Antefinal Noturno & Brevíssima reflexão sb um livro imenso: Edmar Monteiro Fo.

 

Antefinal Noturno



BREVÍSSSIMA REFLEXÃO SOBRE UM LIVRO IMENSO

Edmar Monteiro Filho

 

No conto intitulado “Pierre Menard, Autor do Quixote”, inserido no livro “Ficções”, Jorge Luis Borges imagina um escritor que se aprofunda no estudo de “Dom Quixote” até ser capaz de reescrever integralmente a obra prima de Miguel de Cervantes. A história, salpicada de elementos do fantástico, gênero de preferência do mestre argentino, traz interessantes discussões acerca do tema da autoria, propondo que Pierre Menard, ao reproduzir “Dom Quixote” palavra por palavra, em uma época posterior à escrita do Quixote de Cervantes, cria uma obra distinta da original, tendo em vista as diferentes influências utilizadas por seu “novo” autor.

Em meu último livro, “Atlas do Impossível”, imaginei processo semelhante, buscando levar adiante o jogo de espelhos criado por Borges. Um personagem, de nome Barros, secretário do escritor, decide reescrever o conto “Pierre Menard”, também palavra por palavra.
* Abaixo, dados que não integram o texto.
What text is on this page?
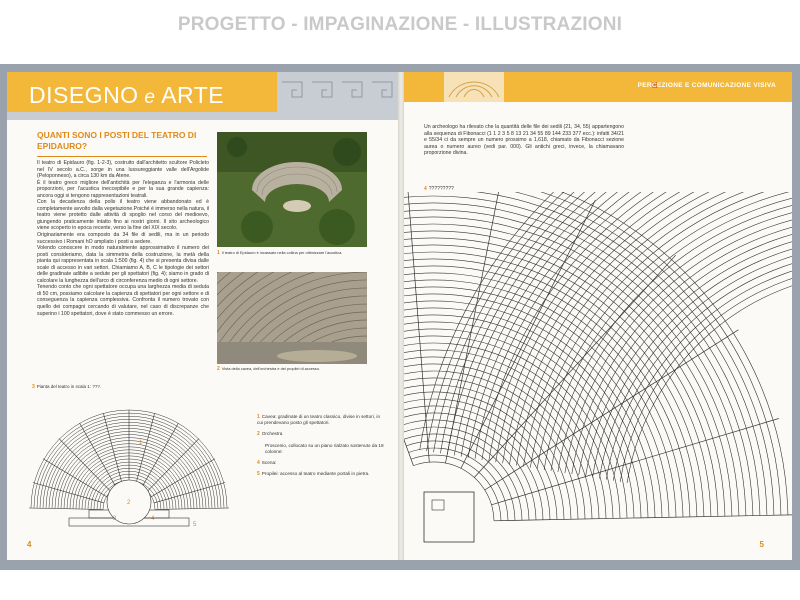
PROGETTO - IMPAGINAZIONE - ILLUSTRAZIONI
DISEGNO e ARTE
QUANTI SONO I POSTI DEL TEATRO DI EPIDAURO?

Il teatro di Epidauro (fig. 1-2-3), costruito dall'architetto scultore Policleto nel IV secolo a.C., sorge in una lussureggiante valle dell'Argolide (Peloponneso), a circa 130 km da Atene.

È il teatro greco migliore dell'antichità per l'eleganza e l'armonia delle proporzioni, per l'acustica ineccepibile e per la sua grande capienza: ancora oggi si tengono rappresentazioni teatrali.

Con la decadenza della polis il teatro viene abbandonato ed è completamente avvolto dalla vegetazione.Poiché è immerso nella natura, il teatro viene protetto dalle attività di spoglio nel corso del medioevo, giungendo praticamente intatto fino ai nostri giorni. Il sito archeologico viene scoperto in epoca recente, verso la fine del XIX secolo.

Originariamente era composto da 34 file di sedili, ma in un periodo successivo i Romani hO ampliato i posti a sedere.

Volendo conoscere in modo naturalmente approssimativo il numero dei posti consideriamo, data la simmetria della costruzione, la metà della pianta qui rappresentata in scala 1:500 (fig. 4) che si presenta divisa dalle scale di accesso in vari settori. Chiamiamo A, B, C le tipologie dei settori delle gradinate adibite a sedute per gli spettatori (fig. 4); siamo in grado di calcolare la lunghezza dell'arco di circonferenza medio di ogni settore.

Tenendo conto che ogni spettatore occupa una larghezza media di seduta di 50 cm, possiamo calcolare la capienza di spettatori per ogni settore e di conseguenza la capienza complessiva. Confronta il numero trovato con quello dei compagni cercando di valutare, nel caso di discrepanze che superino i 100 spettatori, dove è stato commesso un errore.

1 Il teatro di Epidauro è incassato nella collina per ottimizzare l'acustica.
2 Vista della cavea, dell'orchestra e dei propilei di accesso.
3 Pianta del teatro in scala 1: ???.
1
2
3	4
5
1 Cavea: gradinate di un teatro classico, divise in settori, in cui prendevano posto gli spettatori.
2 Orchestra
Proscenio, collocato su un piano rialzato sostenuto da 18 colonne:
4 Scena:
5 Propilei: accesso al teatro mediante portali in pietra.
4
PERCEZIONE E COMUNICAZIONE VISIVA
Un archeologo ha rilevato che la quantità delle file dei sedili (21, 34, 55) appartengono alla sequenza di Fibonacci (1 1 2 3 5 8 13 21 34 55 89 144 233 377 ecc.): infatti 34/21 e 55/34 ci da sempre un numero prossimo a 1,618, chiamato da Fibonacci sezione aurea o numero aureo (vedi par. 000). Gli antichi greci, invece, la chiamavano proporzione divina.
4 ?????????
5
Se a inspiração provocada pela fascinante história escrita por Borges suscita tais aventuras literárias, é preciso reconhecer que, neste caso, o ponto de partida é a monumental obra de Cervantes.

Quando examinamos uma obra artística que deixou marcas substanciais em nossa cultura, estamos pensando não apenas nessa obra, mas em tudo aquilo que já se produziu a partir dela. Ao analisarmos o romance “Dom Quixote”, é impossível ignorar a imagem criada por Pablo Picasso, a ideia dos moinhos de vento como símbolos da ilusão, ou mesmo o adjetivo quixotesco, apropriado a todo aquele que é excessivamente sonhador ou atrapalhado. Impossível estimar ainda a quantidade de estudos existentes acerca do livro. Assim, desobrigado de qualquer tentativa de abrangência ou originalidade, concentro esta breve conversa justamente na qualidade que eleva Dom Quixote a um patamar de distinção na história da literatura ocidental: a de obra fundadora do gênero romance.
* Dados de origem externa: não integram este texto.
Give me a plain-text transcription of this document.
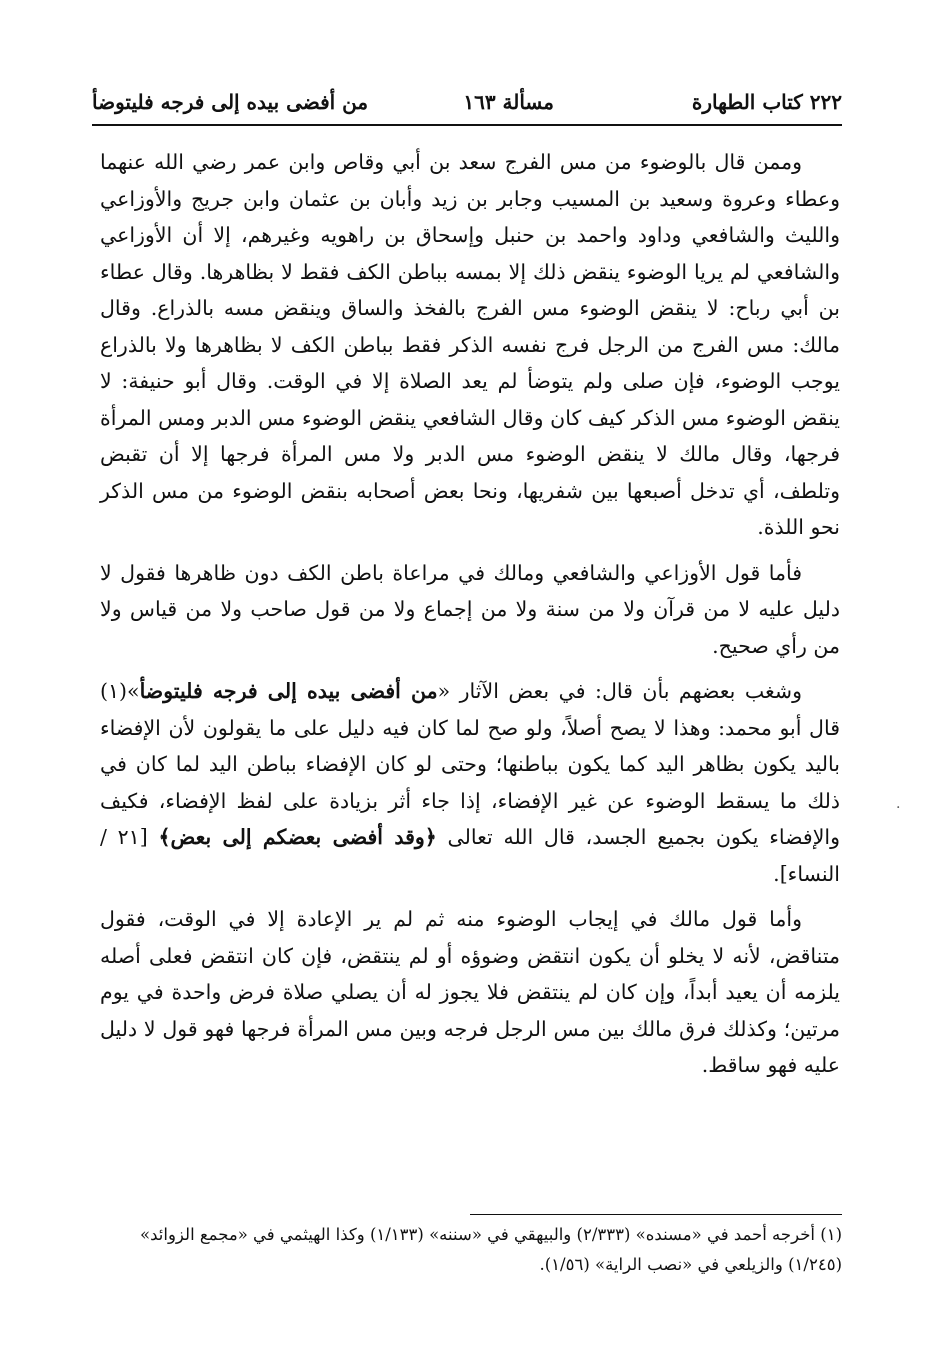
٢٢٢ كتاب الطهارة
مسألة ١٦٣
من أفضى بيده إلى فرجه فليتوضأ

وممن قال بالوضوء من مس الفرج سعد بن أبي وقاص وابن عمر رضي الله عنهما وعطاء وعروة وسعيد بن المسيب وجابر بن زيد وأبان بن عثمان وابن جريج والأوزاعي والليث والشافعي وداود واحمد بن حنبل وإسحاق بن راهويه وغيرهم، إلا أن الأوزاعي والشافعي لم يريا الوضوء ينقض ذلك إلا بمسه بباطن الكف فقط لا بظاهرها. وقال عطاء بن أبي رباح: لا ينقض الوضوء مس الفرج بالفخذ والساق وينقض مسه بالذراع. وقال مالك: مس الفرج من الرجل فرج نفسه الذكر فقط بباطن الكف لا بظاهرها ولا بالذراع يوجب الوضوء، فإن صلى ولم يتوضأ لم يعد الصلاة إلا في الوقت. وقال أبو حنيفة: لا ينقض الوضوء مس الذكر كيف كان وقال الشافعي ينقض الوضوء مس الدبر ومس المرأة فرجها، وقال مالك لا ينقض الوضوء مس الدبر ولا مس المرأة فرجها إلا أن تقبض وتلطف، أي تدخل أصبعها بين شفريها، ونحا بعض أصحابه بنقض الوضوء من مس الذكر نحو اللذة.

فأما قول الأوزاعي والشافعي ومالك في مراعاة باطن الكف دون ظاهرها فقول لا دليل عليه لا من قرآن ولا من سنة ولا من إجماع ولا من قول صاحب ولا من قياس ولا من رأي صحيح.

وشغب بعضهم بأن قال: في بعض الآثار «من أفضى بيده إلى فرجه فليتوضأ»(١) قال أبو محمد: وهذا لا يصح أصلاً، ولو صح لما كان فيه دليل على ما يقولون لأن الإفضاء باليد يكون بظاهر اليد كما يكون بباطنها؛ وحتى لو كان الإفضاء بباطن اليد لما كان في ذلك ما يسقط الوضوء عن غير الإفضاء، إذا جاء أثر بزيادة على لفظ الإفضاء، فكيف والإفضاء يكون بجميع الجسد، قال الله تعالى ﴿وقد أفضى بعضكم إلى بعض﴾ [٢١ / النساء].

وأما قول مالك في إيجاب الوضوء منه ثم لم ير الإعادة إلا في الوقت، فقول متناقض، لأنه لا يخلو أن يكون انتقض وضوؤه أو لم ينتقض، فإن كان انتقض فعلى أصله يلزمه أن يعيد أبداً، وإن كان لم ينتقض فلا يجوز له أن يصلي صلاة فرض واحدة في يوم مرتين؛ وكذلك فرق مالك بين مس الرجل فرجه وبين مس المرأة فرجها فهو قول لا دليل عليه فهو ساقط.

(١) أخرجه أحمد في «مسنده» (٢/٣٣٣) والبيهقي في «سننه» (١/١٣٣) وكذا الهيثمي في «مجمع الزوائد»
(١/٢٤٥) والزيلعي في «نصب الراية» (١/٥٦).
.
A primeira parte das aventuras do "Cavaleiro da triste figura" foi publicada em 1605 e se tornou tão popular, que obrigou seu autor a escrever uma sequência – que veio a público em 1615 –, a fim de fazer frente a inúmeros "falsos Quixotes" que passaram a circular. Numa leitura inicial, é possível identificar que o livro satiriza a novela de cavalaria, gênero que já fora bastante popular na Espanha e que começava a experimentar seu declínio. Cervantes apresenta o personagem Alonso Quijano, fidalgo que teria perdido a razão em virtude da leitura continuada de tais livros e que acaba imaginando a si próprio como um cavaleiro andante, vestindo-se com uma improvisada armadura e montando um arremedo de corcel – Rocinante – para partir em busca de aventuras, acompanhado pelo simplório Sancho Pança, à guisa de escudeiro.
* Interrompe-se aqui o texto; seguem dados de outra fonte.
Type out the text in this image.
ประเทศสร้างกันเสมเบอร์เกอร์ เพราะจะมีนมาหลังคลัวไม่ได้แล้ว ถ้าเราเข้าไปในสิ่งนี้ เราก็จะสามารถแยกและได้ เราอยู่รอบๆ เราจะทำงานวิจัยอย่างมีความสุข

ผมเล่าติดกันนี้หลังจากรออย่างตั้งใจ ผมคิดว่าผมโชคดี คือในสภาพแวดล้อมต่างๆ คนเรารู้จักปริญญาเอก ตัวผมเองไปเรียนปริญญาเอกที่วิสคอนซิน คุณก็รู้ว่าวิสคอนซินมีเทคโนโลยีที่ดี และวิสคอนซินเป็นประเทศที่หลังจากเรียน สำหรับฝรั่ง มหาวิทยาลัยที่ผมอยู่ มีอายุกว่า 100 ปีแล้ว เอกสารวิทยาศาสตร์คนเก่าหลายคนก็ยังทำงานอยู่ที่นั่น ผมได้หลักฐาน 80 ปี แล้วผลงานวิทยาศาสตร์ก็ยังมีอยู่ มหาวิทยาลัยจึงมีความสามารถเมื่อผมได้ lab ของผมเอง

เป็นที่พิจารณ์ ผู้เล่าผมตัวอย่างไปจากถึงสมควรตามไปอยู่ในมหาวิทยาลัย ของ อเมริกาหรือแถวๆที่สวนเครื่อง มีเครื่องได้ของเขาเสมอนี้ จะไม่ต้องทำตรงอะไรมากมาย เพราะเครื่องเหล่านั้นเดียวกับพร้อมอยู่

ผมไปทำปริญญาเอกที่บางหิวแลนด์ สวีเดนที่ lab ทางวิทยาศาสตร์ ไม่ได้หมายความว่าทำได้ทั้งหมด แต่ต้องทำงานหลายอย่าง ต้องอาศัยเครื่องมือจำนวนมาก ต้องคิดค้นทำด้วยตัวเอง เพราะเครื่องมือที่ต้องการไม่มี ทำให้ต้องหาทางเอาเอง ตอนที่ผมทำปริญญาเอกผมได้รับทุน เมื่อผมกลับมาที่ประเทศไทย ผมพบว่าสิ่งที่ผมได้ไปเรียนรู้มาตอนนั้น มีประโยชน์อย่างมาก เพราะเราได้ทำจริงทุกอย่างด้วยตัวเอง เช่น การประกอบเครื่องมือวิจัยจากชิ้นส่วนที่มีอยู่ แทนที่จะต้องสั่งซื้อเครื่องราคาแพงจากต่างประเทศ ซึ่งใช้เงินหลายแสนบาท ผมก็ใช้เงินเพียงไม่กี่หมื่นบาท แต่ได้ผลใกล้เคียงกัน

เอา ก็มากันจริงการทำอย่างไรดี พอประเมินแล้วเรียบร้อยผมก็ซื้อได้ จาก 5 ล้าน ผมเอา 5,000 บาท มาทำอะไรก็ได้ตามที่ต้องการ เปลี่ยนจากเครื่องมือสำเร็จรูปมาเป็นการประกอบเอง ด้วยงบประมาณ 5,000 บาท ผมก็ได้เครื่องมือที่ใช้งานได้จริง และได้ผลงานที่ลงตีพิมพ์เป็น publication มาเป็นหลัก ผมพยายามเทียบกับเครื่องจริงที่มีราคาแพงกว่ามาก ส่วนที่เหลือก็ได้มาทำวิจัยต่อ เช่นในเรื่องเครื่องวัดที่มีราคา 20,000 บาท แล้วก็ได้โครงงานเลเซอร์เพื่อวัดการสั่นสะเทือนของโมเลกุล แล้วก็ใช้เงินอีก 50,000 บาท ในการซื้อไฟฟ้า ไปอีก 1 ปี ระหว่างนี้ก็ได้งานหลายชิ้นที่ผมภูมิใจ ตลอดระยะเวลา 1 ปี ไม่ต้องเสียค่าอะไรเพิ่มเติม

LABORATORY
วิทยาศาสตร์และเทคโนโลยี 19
O livro se funda numa série de contrastes que traduzem sua vocação de obra bifronte: olha para a tradição, representada pela literatura medieval e pela fantasia, ao mesmo tempo em que vislumbra os horizontes da prosa moderna, através do romance, gênero burguês, por excelência. Assim, os protagonistas Dom Quixote e Sancho Pança são figuras opostas: o cavaleiro louco, em busca da glória proporcionada pelos grande feitos, e o escudeiro ignorante, afeito à realidade e ocupado com a satisfação de necessidades como o alimento, o repouso, o sustento material. A alternância entre momentos de serenidade e desatino que constitui a figura de Dom Quixote permite um constante embate entre a imaginação e a concretude, entre a mulher idealizada pelos paradigmas do amor cortês e a camponesa de formas e modos grosseiros, entre os nobres ideais e a falsidade.  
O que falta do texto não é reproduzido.